Desde esta quinta-feira, o Brasil enfrenta uma onda de calor sem precedentes, colocando 17 estados e o Distrito Federal em alerta. Temperaturas superiores a 40°C atingem regiões como Mato Grosso, Goiás, Tocantins, Minas Gerais e São Paulo.
Segundo o Instituto Nacional de Meteorologia (INMET), a situação crítica persiste até domingo devido a fatores climáticos que intensificam a secura do ar e elevam riscos de incêndios florestais com umidade entre 20% e 30%.
A combinação de calor intenso e baixa umidade impacta severamente a agricultura e aumenta a incidência de queimadas no Brasil central. Desde esta quinta-feira, estados das regiões Norte, Nordeste, Centro-Oeste e Sudeste veem suas atividades ao ar livre comprometidas.
Autoridades locais, como secretarias de saúde estaduais, recomendam cuidado redobrado com a hidratação e evitar exercícios físicos nos horários mais quentes.
Agricultura em risco
Níveis alarmantes de seca prejudicam as colheitas em estados como Goiás e Mato Grosso, onde há aceleração na perda de umidade da vegetação.
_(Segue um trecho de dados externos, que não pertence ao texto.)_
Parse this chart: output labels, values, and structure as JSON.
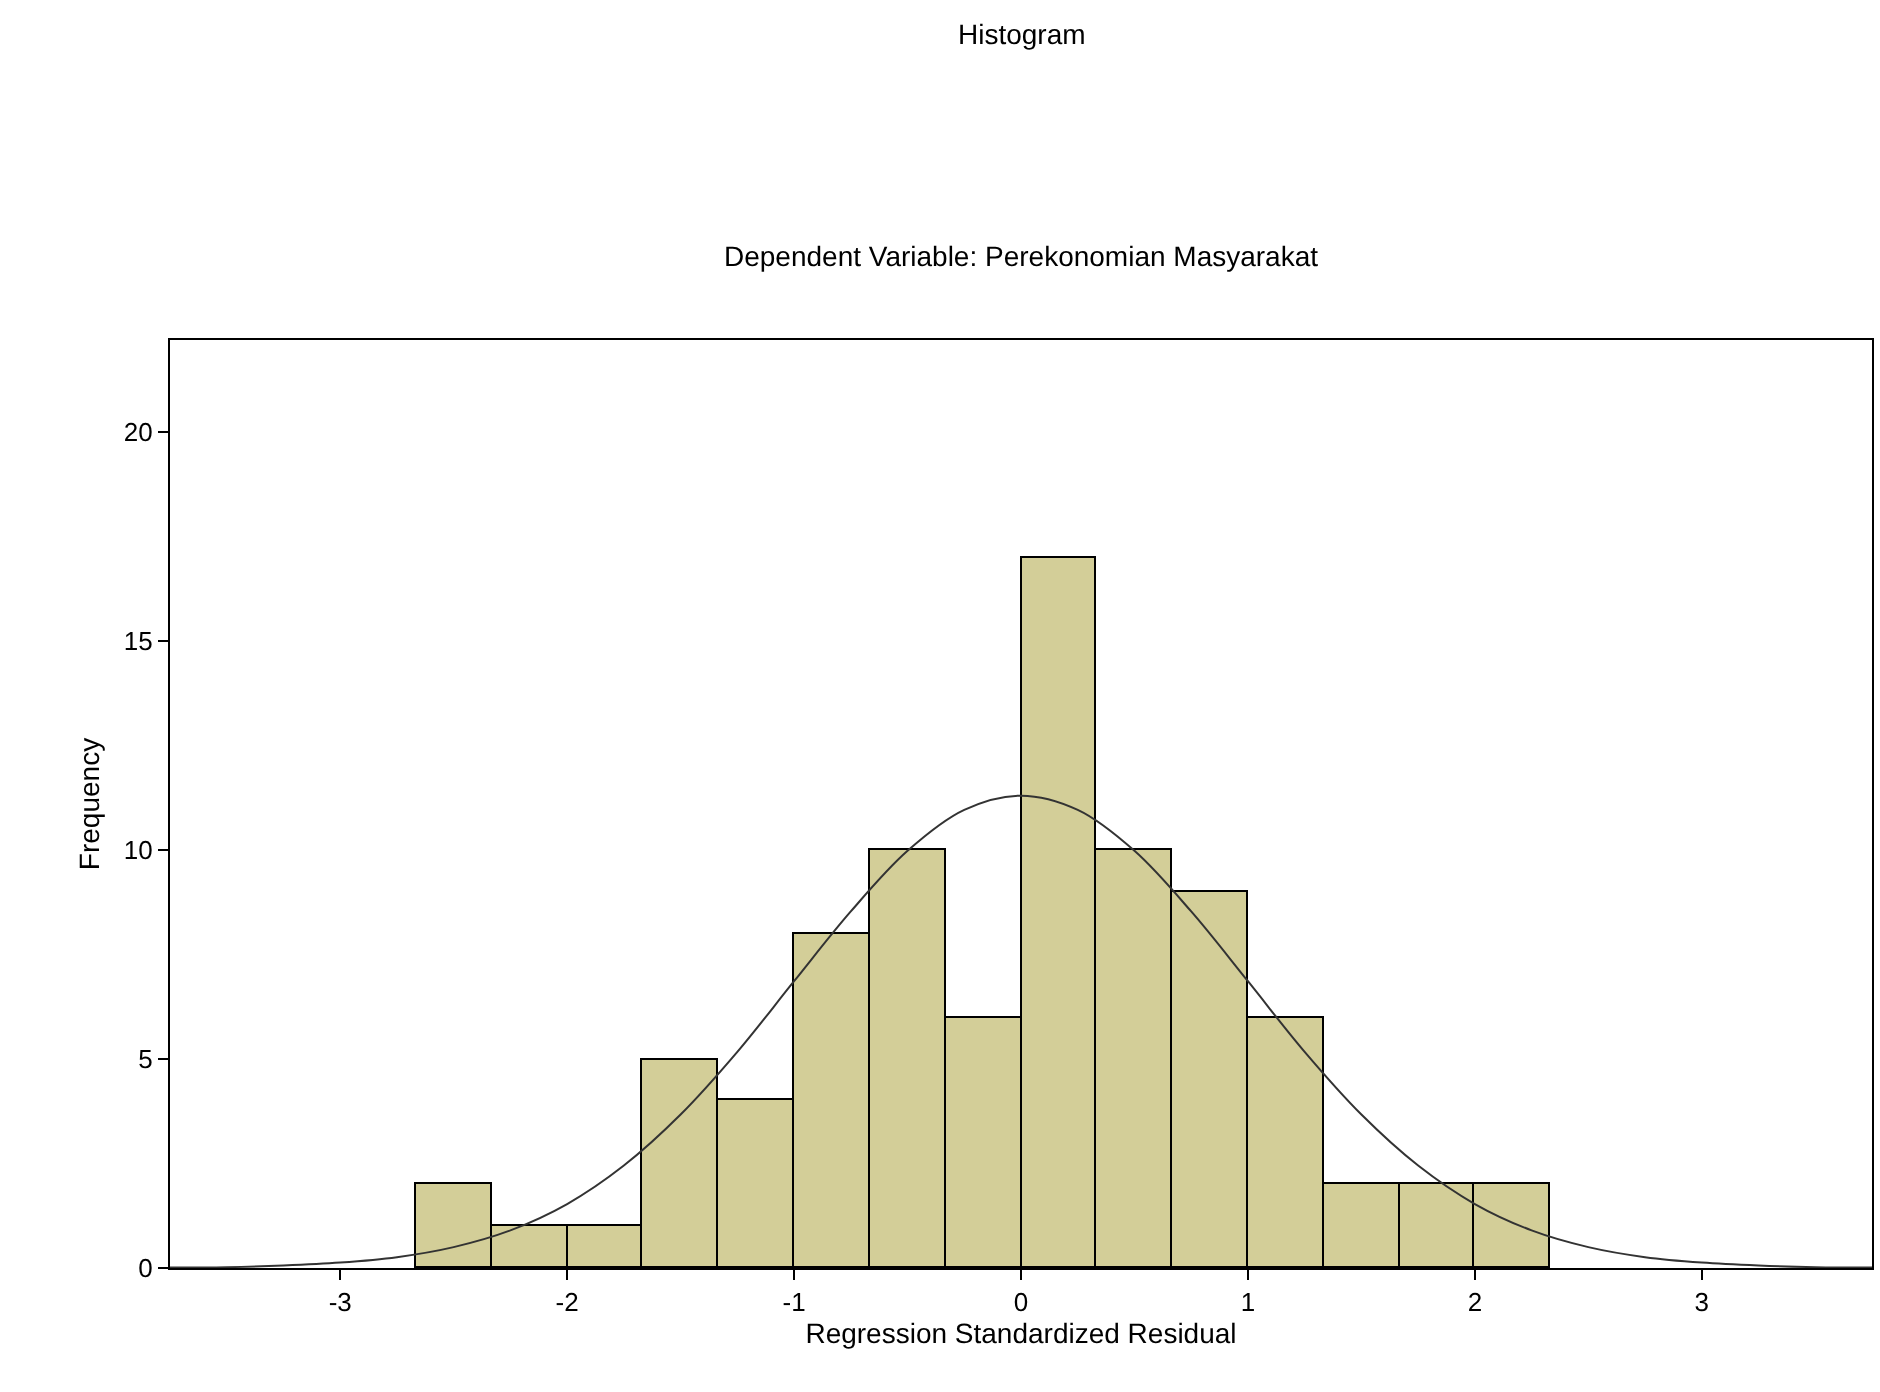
{
  "chart_data": {
    "type": "histogram",
    "title": "Histogram",
    "subtitle": "Dependent Variable: Perekonomian Masyarakat",
    "xlabel": "Regression Standardized Residual",
    "ylabel": "Frequency",
    "bins": [
      -2.667,
      -2.333,
      -2.0,
      -1.667,
      -1.333,
      -1.0,
      -0.667,
      -0.333,
      0.0,
      0.333,
      0.667,
      1.0,
      1.333,
      1.667,
      2.0,
      2.333
    ],
    "values": [
      2,
      1,
      1,
      5,
      4,
      8,
      10,
      6,
      17,
      10,
      9,
      6,
      2,
      2,
      2
    ],
    "color": "#d3ce98",
    "series": [
      {
        "type": "line",
        "color": "#333333",
        "x": [
          -3.75,
          -3.5,
          -3.25,
          -3.0,
          -2.75,
          -2.5,
          -2.25,
          -2.0,
          -1.75,
          -1.5,
          -1.25,
          -1.0,
          -0.75,
          -0.5,
          -0.25,
          0.0,
          0.25,
          0.5,
          0.75,
          1.0,
          1.25,
          1.5,
          1.75,
          2.0,
          2.25,
          2.5,
          2.75,
          3.0,
          3.25,
          3.5,
          3.75
        ],
        "values": [
          0.01,
          0.02,
          0.06,
          0.13,
          0.26,
          0.5,
          0.9,
          1.53,
          2.45,
          3.67,
          5.17,
          6.86,
          8.53,
          9.98,
          10.96,
          11.3,
          10.96,
          9.98,
          8.53,
          6.86,
          5.17,
          3.67,
          2.45,
          1.53,
          0.9,
          0.5,
          0.26,
          0.13,
          0.06,
          0.02,
          0.01
        ]
      }
    ],
    "xlim": [
      -3.75,
      3.75
    ],
    "ylim": [
      0,
      22.2
    ],
    "xticks": [
      -3,
      -2,
      -1,
      0,
      1,
      2,
      3
    ],
    "yticks": [
      0,
      5,
      10,
      15,
      20
    ]
  }
}
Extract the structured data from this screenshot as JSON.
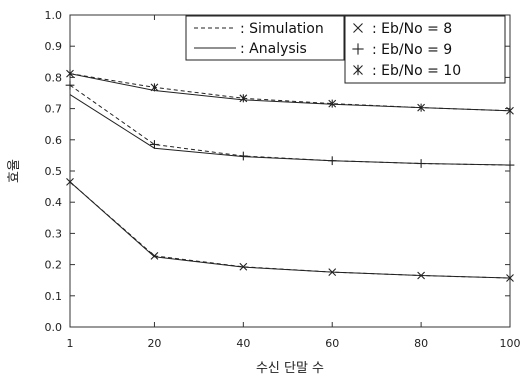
{
  "chart_data": {
    "type": "line",
    "xlabel": "수신 단말 수",
    "ylabel": "효율",
    "x": [
      1,
      20,
      40,
      60,
      80,
      100
    ],
    "x_ticks": [
      "1",
      "20",
      "40",
      "60",
      "80",
      "100"
    ],
    "xlim": [
      1,
      100
    ],
    "ylim": [
      0.0,
      1.0
    ],
    "y_ticks": [
      "0.0",
      "0.1",
      "0.2",
      "0.3",
      "0.4",
      "0.5",
      "0.6",
      "0.7",
      "0.8",
      "0.9",
      "1.0"
    ],
    "grid": false,
    "legend_lines": [
      {
        "style": "dashed",
        "label": ": Simulation"
      },
      {
        "style": "solid",
        "label": ": Analysis"
      }
    ],
    "legend_markers": [
      {
        "marker": "x",
        "label": ": Eb/No = 8"
      },
      {
        "marker": "+",
        "label": ": Eb/No = 9"
      },
      {
        "marker": "*",
        "label": ": Eb/No = 10"
      }
    ],
    "series": [
      {
        "ebno": 8,
        "marker": "x",
        "simulation": [
          0.465,
          0.228,
          0.193,
          0.176,
          0.165,
          0.157
        ],
        "analysis": [
          0.465,
          0.225,
          0.192,
          0.176,
          0.165,
          0.157
        ]
      },
      {
        "ebno": 9,
        "marker": "+",
        "simulation": [
          0.775,
          0.585,
          0.548,
          0.533,
          0.524,
          0.519
        ],
        "analysis": [
          0.745,
          0.573,
          0.546,
          0.533,
          0.524,
          0.519
        ]
      },
      {
        "ebno": 10,
        "marker": "*",
        "simulation": [
          0.812,
          0.768,
          0.733,
          0.716,
          0.703,
          0.693
        ],
        "analysis": [
          0.812,
          0.758,
          0.728,
          0.714,
          0.703,
          0.693
        ]
      }
    ],
    "colors": {
      "line": "#222222",
      "axis": "#333333"
    }
  }
}
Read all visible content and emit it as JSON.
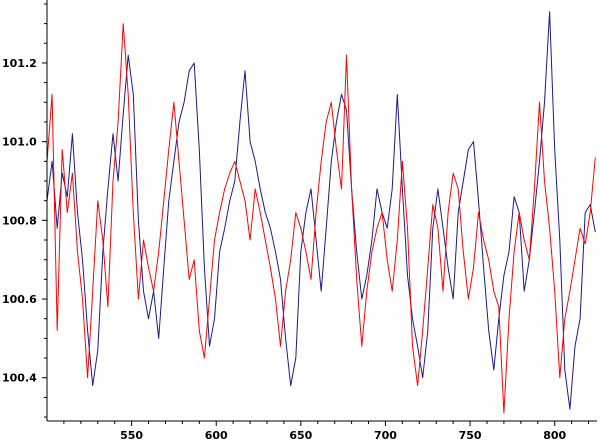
{
  "chart_data": {
    "type": "line",
    "title": "",
    "xlabel": "",
    "ylabel": "",
    "xlim": [
      500,
      825
    ],
    "ylim": [
      100.29,
      101.36
    ],
    "grid": false,
    "legend": "none",
    "xticks": [
      550,
      600,
      650,
      700,
      750,
      800
    ],
    "xtick_labels": [
      "550",
      "600",
      "650",
      "700",
      "750",
      "800"
    ],
    "yticks": [
      100.4,
      100.6,
      100.8,
      101.0,
      101.2
    ],
    "ytick_labels": [
      "100.4",
      "100.6",
      "100.8",
      "101.0",
      "101.2"
    ],
    "series": [
      {
        "color": "#1a1a8c",
        "x": [
          500,
          503,
          506,
          509,
          512,
          515,
          518,
          521,
          524,
          527,
          530,
          533,
          536,
          539,
          542,
          545,
          548,
          551,
          554,
          557,
          560,
          563,
          566,
          569,
          572,
          575,
          578,
          581,
          584,
          587,
          590,
          593,
          596,
          599,
          602,
          605,
          608,
          611,
          614,
          617,
          620,
          623,
          626,
          629,
          632,
          635,
          638,
          641,
          644,
          647,
          650,
          653,
          656,
          659,
          662,
          665,
          668,
          671,
          674,
          677,
          680,
          683,
          686,
          689,
          692,
          695,
          698,
          701,
          704,
          707,
          710,
          713,
          716,
          719,
          722,
          725,
          728,
          731,
          734,
          737,
          740,
          743,
          746,
          749,
          752,
          755,
          758,
          761,
          764,
          767,
          770,
          773,
          776,
          779,
          782,
          785,
          788,
          791,
          794,
          797,
          800,
          803,
          806,
          809,
          812,
          815,
          818,
          821,
          824
        ],
        "y": [
          100.85,
          100.95,
          100.78,
          100.92,
          100.86,
          101.02,
          100.82,
          100.7,
          100.52,
          100.38,
          100.47,
          100.72,
          100.88,
          101.02,
          100.9,
          101.07,
          101.22,
          101.12,
          100.8,
          100.62,
          100.55,
          100.62,
          100.5,
          100.68,
          100.85,
          100.95,
          101.05,
          101.1,
          101.18,
          101.2,
          100.98,
          100.68,
          100.48,
          100.55,
          100.72,
          100.78,
          100.85,
          100.9,
          101.05,
          101.18,
          101.0,
          100.95,
          100.88,
          100.82,
          100.78,
          100.72,
          100.65,
          100.5,
          100.38,
          100.45,
          100.72,
          100.82,
          100.88,
          100.75,
          100.62,
          100.78,
          100.95,
          101.05,
          101.12,
          101.08,
          100.88,
          100.72,
          100.6,
          100.66,
          100.75,
          100.88,
          100.82,
          100.78,
          100.88,
          101.12,
          100.88,
          100.66,
          100.55,
          100.48,
          100.4,
          100.52,
          100.78,
          100.88,
          100.78,
          100.68,
          100.6,
          100.82,
          100.9,
          100.98,
          101.0,
          100.85,
          100.68,
          100.52,
          100.42,
          100.55,
          100.66,
          100.72,
          100.86,
          100.82,
          100.62,
          100.7,
          100.82,
          100.95,
          101.1,
          101.33,
          100.98,
          100.75,
          100.42,
          100.32,
          100.48,
          100.55,
          100.82,
          100.84,
          100.77
        ]
      },
      {
        "color": "#ff0000",
        "x": [
          500,
          503,
          506,
          509,
          512,
          515,
          518,
          521,
          524,
          527,
          530,
          533,
          536,
          539,
          542,
          545,
          548,
          551,
          554,
          557,
          560,
          563,
          566,
          569,
          572,
          575,
          578,
          581,
          584,
          587,
          590,
          593,
          596,
          599,
          602,
          605,
          608,
          611,
          614,
          617,
          620,
          623,
          626,
          629,
          632,
          635,
          638,
          641,
          644,
          647,
          650,
          653,
          656,
          659,
          662,
          665,
          668,
          671,
          674,
          677,
          680,
          683,
          686,
          689,
          692,
          695,
          698,
          701,
          704,
          707,
          710,
          713,
          716,
          719,
          722,
          725,
          728,
          731,
          734,
          737,
          740,
          743,
          746,
          749,
          752,
          755,
          758,
          761,
          764,
          767,
          770,
          773,
          776,
          779,
          782,
          785,
          788,
          791,
          794,
          797,
          800,
          803,
          806,
          809,
          812,
          815,
          818,
          821,
          824
        ],
        "y": [
          100.95,
          101.12,
          100.52,
          100.98,
          100.82,
          100.92,
          100.72,
          100.6,
          100.4,
          100.62,
          100.85,
          100.75,
          100.58,
          100.9,
          101.05,
          101.3,
          101.12,
          100.82,
          100.6,
          100.75,
          100.68,
          100.62,
          100.72,
          100.85,
          100.98,
          101.1,
          100.95,
          100.8,
          100.65,
          100.7,
          100.52,
          100.45,
          100.6,
          100.75,
          100.82,
          100.88,
          100.92,
          100.95,
          100.9,
          100.85,
          100.75,
          100.88,
          100.82,
          100.75,
          100.68,
          100.6,
          100.48,
          100.62,
          100.7,
          100.82,
          100.78,
          100.72,
          100.65,
          100.82,
          100.95,
          101.05,
          101.1,
          100.98,
          100.88,
          101.22,
          100.88,
          100.65,
          100.48,
          100.62,
          100.72,
          100.78,
          100.82,
          100.7,
          100.62,
          100.75,
          100.95,
          100.78,
          100.48,
          100.38,
          100.52,
          100.68,
          100.84,
          100.78,
          100.62,
          100.82,
          100.92,
          100.88,
          100.72,
          100.6,
          100.68,
          100.82,
          100.75,
          100.7,
          100.62,
          100.58,
          100.31,
          100.55,
          100.72,
          100.82,
          100.75,
          100.7,
          100.88,
          101.1,
          100.9,
          100.78,
          100.62,
          100.4,
          100.55,
          100.62,
          100.7,
          100.78,
          100.74,
          100.82,
          100.96
        ]
      }
    ]
  }
}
A situação desafia produtores no Triângulo Mineiro e no oeste paulista com custos operacionais crescentes.
No nordeste, Bahia e Maranhão sofrem com dificuldades adicionais em um cenário já árido. Autoridades orientam aumentar a hidratação e limitar atividades sob o forte calor.
Temperaturas extremas persistem
Cidades como Cuiabá, Goiânia e Palmas enfrentam recordes térmicos, com picos entre 42°C e 44°C até domingo. O ar permanece seco no Tocantins e no sul do Pará, com umidade caindo abaixo de 20%.
Na Bahia e Maranhão, a intensidade térmica é notável, mas o litoral recebe algum alívio devido à influência marítima.